The married 46-year-old father-of-two from Consett, County Durham, was not prepared for the mayhem he faced when he flew out from Heathrow.

"I didn't think it was going to be as bad as it was when I turned up there, with all the devastation, the heat and the smell," he said.

"It was very hot at that time of year, we were in white Jeeps going from one area to another and you could smell the decaying bodies as we went through the villages and I think that smell sticks with you for ever.

"We would come across villages and people were living in blue UN tents and they would come and greet you, almost as if we were there to save them but my role was not to do that.

"They thought we were there to help them but we were recording the deceased, so it was quite heart-wrenching to drive away from them."

Mr Collins, who had 12 years experience investigating crime scenes with Durham Police before becoming a trainer, said the role was to identify foreigners, not locals, as the Sri Lankan government decided unidentified nationals should be buried in mass graves.

"There was not the infrastructure to identify Sri Lankans from their DNA or fingerprints. It sounds quite coarse, it was a production line of bodies we were working in," he said.

Clothing would be recorded, teeth photographed and DNA would be retrieved and sent away for analysis which could be compared to a missing person's samples, perhaps left on a toothbrush, a comb or linked to a surviving relative.

There was great satisfaction in successfully identifying a tsunami victim so their loved-ones could hold a proper funeral, he said.

"When you are working in that kind of role, it becomes obsessive if you have three containers full of bodies and there are people grieving.

"You will do everything within your means professionally to identify those people."

That was the driver for the 16-hour shifts and for only taking three days off in six weeks.

But the workload was to take its toll, and his return to the UK and life as a trainer went badly.

Mr Collins developed PTSD without realising, disengaged from his family and became depressed, suffering from guilt and flashbacks.
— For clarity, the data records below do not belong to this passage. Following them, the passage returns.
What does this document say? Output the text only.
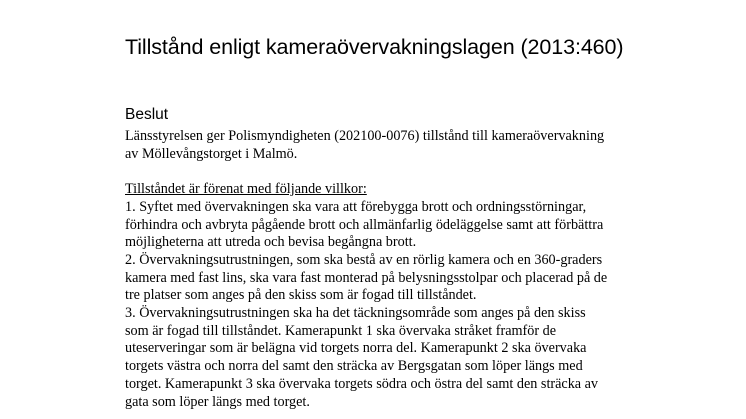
Tillstånd enligt kameraövervakningslagen (2013:460)
Beslut

Länsstyrelsen ger Polismyndigheten (202100-0076) tillstånd till kameraövervakning

av Möllevångstorget i Malmö.

Tillståndet är förenat med följande villkor:

1. Syftet med övervakningen ska vara att förebygga brott och ordningsstörningar,

förhindra och avbryta pågående brott och allmänfarlig ödeläggelse samt att förbättra

möjligheterna att utreda och bevisa begångna brott.

2. Övervakningsutrustningen, som ska bestå av en rörlig kamera och en 360-graders

kamera med fast lins, ska vara fast monterad på belysningsstolpar och placerad på de

tre platser som anges på den skiss som är fogad till tillståndet.

3. Övervakningsutrustningen ska ha det täckningsområde som anges på den skiss

som är fogad till tillståndet. Kamerapunkt 1 ska övervaka stråket framför de

uteserveringar som är belägna vid torgets norra del. Kamerapunkt 2 ska övervaka

torgets västra och norra del samt den sträcka av Bergsgatan som löper längs med

torget. Kamerapunkt 3 ska övervaka torgets södra och östra del samt den sträcka av

gata som löper längs med torget.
He has since sought help from a therapist and has begun rebuilding his life.

Previously, he used to wish he had never got involved with the disaster relief effort, but that has now changed.

"I am obviously very proud of what I did, it did cost me a lot," he said. "There are people worse off than me, they have lost loved ones and I appreciate that.

"If someone said 'would you go and do it again', I used to say no.

"I would probably say yes, but I wouldn't be as naive about what it was like to work on a disaster and how you must take care of yourself, or people must take care of you when you come back, so you don't end up with a mental illness."